2. Primary cell cultures: From the 42 human spleens we will derive samples for primary
culture of human tissue macrophages and other immune cells. Using the methodology in use
for cells from mice and pigs, we will set up primary cultures of human splenic immune
cells and in particular macrophages. Immune cells including macrophages and neutrophils
will be purified by different methodologies including by percoll gradient
centrifugation, FACS and magnetic separation and cultured for up to seven days. Cultures
will be tested for multiple parameters including cytokines, surface markers, anybody
production and gene expression. To test interaction with bacteria or viruses, the
cultured cells will be infected with a panel of bacterial and viral pathogens. Upon
other methodology, confocal microscopy, FACS and RNAseq will be used monitor behaviour
of bacterial, parasitic and viral pathogens and host cells. Interventions with
cytokines, chemokines, drugs, antibiotics and other compounds will be carried out to
test tractability of the system. With the aim in mind to identify targets for
intervention, the cell culture models are intended to provide detailed quantifiable
parameters of the interaction of bacteria or viruses and immune cells in particular
tissue macrophages in a controlled in vitro culture system. This is intended to allow
the design of medium-throughput assays to test strategies modifying initiation of
invasive disease. Cells will be stored in liquid nitrogen for further research.
3. Organotypic slice cultures: From the 42 human spleens we will derive, in addition to
cells, also tissue samples for organotypic slice cultures. With the methodology well set
up for brain slices and described for spleen, we will culture organotypic human spleen
slice cultures. These organ slices are superior to cell cultures, as they maintain the
multicellular spatial microarchitecture of the organ, which is particularly important
when analysing tissue macrophages. As for brain slice cultures, we will infect the
slices with bacterial or viral pathogens and monitor their migration within the tissue,
the infection of cells and the reaction of the single host cells. The use of tissue
slice culture should allow to specifically study the targeting and
replication-permissive nature of specific subsets of immune cells including macrophages.
A goal of the objective is to allow for detailed development of infectious foci in the
spleen including time laps confocal microscopy of infected spleen slices. Testing in
this model cytokines and other host derived molecules are expected to show the potential
of interventions targeting specific subsets of immune cells including macrophages.

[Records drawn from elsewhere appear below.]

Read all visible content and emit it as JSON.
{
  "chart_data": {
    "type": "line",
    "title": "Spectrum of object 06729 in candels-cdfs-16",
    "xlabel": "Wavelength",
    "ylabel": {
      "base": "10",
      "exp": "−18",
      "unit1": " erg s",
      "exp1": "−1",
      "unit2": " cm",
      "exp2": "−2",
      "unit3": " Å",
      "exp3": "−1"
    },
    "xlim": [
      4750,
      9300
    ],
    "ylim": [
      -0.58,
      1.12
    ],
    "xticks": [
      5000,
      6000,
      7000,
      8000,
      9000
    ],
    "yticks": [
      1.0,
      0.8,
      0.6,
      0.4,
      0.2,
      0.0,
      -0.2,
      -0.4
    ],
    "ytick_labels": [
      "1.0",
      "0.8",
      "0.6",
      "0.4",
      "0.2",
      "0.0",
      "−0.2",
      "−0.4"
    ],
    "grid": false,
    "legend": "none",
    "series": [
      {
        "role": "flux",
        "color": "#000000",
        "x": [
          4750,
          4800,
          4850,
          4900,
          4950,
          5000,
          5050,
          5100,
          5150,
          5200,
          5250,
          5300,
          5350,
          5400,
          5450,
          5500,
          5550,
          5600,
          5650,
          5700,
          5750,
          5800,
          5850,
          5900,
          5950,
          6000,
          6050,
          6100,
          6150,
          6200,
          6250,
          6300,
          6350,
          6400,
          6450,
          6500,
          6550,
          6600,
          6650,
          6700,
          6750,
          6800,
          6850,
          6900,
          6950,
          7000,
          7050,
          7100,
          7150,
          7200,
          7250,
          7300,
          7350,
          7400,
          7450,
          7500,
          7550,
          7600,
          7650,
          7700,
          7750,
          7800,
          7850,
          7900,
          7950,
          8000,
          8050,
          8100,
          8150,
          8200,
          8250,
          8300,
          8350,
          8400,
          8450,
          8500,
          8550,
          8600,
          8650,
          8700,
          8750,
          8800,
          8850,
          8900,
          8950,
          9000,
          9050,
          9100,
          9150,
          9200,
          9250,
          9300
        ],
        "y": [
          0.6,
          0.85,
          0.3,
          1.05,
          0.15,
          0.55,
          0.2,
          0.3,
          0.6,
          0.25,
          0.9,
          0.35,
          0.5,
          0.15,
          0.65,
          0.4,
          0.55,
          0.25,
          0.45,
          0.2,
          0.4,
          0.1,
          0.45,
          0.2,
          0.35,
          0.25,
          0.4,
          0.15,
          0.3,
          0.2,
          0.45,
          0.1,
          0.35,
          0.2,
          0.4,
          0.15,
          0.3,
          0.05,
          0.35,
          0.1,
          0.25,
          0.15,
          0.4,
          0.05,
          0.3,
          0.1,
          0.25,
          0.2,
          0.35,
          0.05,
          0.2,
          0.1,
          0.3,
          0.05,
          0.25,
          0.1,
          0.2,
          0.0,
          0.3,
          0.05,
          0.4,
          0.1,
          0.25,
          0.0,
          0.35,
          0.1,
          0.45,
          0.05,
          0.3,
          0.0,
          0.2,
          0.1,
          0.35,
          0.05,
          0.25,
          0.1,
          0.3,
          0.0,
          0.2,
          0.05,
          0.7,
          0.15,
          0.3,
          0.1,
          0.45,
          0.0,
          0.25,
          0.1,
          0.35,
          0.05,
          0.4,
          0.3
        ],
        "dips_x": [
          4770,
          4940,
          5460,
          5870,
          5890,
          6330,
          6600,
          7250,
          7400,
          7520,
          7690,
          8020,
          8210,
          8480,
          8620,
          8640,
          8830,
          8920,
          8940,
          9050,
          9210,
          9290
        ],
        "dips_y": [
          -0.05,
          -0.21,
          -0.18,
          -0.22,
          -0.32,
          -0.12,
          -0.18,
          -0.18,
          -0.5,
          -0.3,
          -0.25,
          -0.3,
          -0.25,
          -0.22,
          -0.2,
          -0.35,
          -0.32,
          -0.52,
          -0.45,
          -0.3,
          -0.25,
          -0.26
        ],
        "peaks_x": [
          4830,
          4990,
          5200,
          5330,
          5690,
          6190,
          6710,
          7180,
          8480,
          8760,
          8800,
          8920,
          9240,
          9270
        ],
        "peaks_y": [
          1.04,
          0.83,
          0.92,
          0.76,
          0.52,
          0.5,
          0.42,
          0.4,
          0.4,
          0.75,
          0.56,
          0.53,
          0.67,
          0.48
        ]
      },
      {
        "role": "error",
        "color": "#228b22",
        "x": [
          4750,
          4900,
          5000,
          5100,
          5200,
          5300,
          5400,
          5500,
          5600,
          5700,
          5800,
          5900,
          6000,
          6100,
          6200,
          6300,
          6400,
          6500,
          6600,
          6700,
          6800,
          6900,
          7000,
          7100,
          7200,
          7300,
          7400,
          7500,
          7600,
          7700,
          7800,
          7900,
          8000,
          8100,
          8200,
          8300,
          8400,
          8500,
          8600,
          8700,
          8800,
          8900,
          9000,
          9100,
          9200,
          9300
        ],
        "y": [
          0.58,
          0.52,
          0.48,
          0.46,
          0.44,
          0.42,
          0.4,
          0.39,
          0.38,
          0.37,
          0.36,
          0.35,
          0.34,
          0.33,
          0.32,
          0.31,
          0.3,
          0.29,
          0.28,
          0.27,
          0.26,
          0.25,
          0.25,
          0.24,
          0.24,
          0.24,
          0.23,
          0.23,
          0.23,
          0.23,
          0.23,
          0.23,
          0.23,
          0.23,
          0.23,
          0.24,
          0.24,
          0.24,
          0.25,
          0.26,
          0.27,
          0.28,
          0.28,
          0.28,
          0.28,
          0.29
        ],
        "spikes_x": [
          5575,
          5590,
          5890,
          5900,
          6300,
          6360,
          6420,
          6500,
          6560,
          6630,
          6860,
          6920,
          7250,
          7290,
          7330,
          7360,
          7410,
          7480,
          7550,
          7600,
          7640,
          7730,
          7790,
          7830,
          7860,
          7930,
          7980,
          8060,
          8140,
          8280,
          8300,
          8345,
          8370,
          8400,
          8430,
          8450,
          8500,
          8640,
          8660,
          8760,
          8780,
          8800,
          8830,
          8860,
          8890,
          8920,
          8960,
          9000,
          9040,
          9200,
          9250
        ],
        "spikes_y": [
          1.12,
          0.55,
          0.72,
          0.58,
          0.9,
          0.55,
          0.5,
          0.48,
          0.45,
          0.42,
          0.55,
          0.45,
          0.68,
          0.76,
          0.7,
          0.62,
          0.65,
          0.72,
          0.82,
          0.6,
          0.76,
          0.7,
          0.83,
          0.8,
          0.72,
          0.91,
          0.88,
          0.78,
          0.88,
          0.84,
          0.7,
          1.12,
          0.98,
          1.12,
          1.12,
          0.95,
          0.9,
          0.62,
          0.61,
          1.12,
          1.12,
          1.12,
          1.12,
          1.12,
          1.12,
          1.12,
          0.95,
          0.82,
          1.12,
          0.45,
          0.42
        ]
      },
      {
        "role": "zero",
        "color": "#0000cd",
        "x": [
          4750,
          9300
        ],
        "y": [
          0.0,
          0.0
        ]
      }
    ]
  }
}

Tissue slices will be stored in liquid nitrogen for further research.
Sample transfer between units: The 42 planned organ perfusion will be performed at the
laboratories of the HBP unit of the Leicester General Hospital. In selected cases organ
perfusion might be performed at the Department of Genetics and Genome Biology of the
University of Leicester. The relative HBA form has been obtained (Hazardous Biological Agents
form GEN/45 Cell lines and primary human cell and tissue culture, date 02/10/2017). During
and after perfusion, tissue samples for tissue slice culture and primary cell culture will be
taken. These tissue samples will be transferred to the Department of Genetics and Genome
Biology or Dept. of Infection and Immunity and Inflammation for the scheduled research work
and will be stored there in accordance with regulations relative to the Human Tissue Act.
Stored tissue slices and primary cell cultures may then be transferred for immunological
studies to the University of Nottingham for experimental work detailed above for cell
cultures. Conditions for handling, storage and transport are defined by the HBA form GEN45
and transfer will be regulated by an MTA.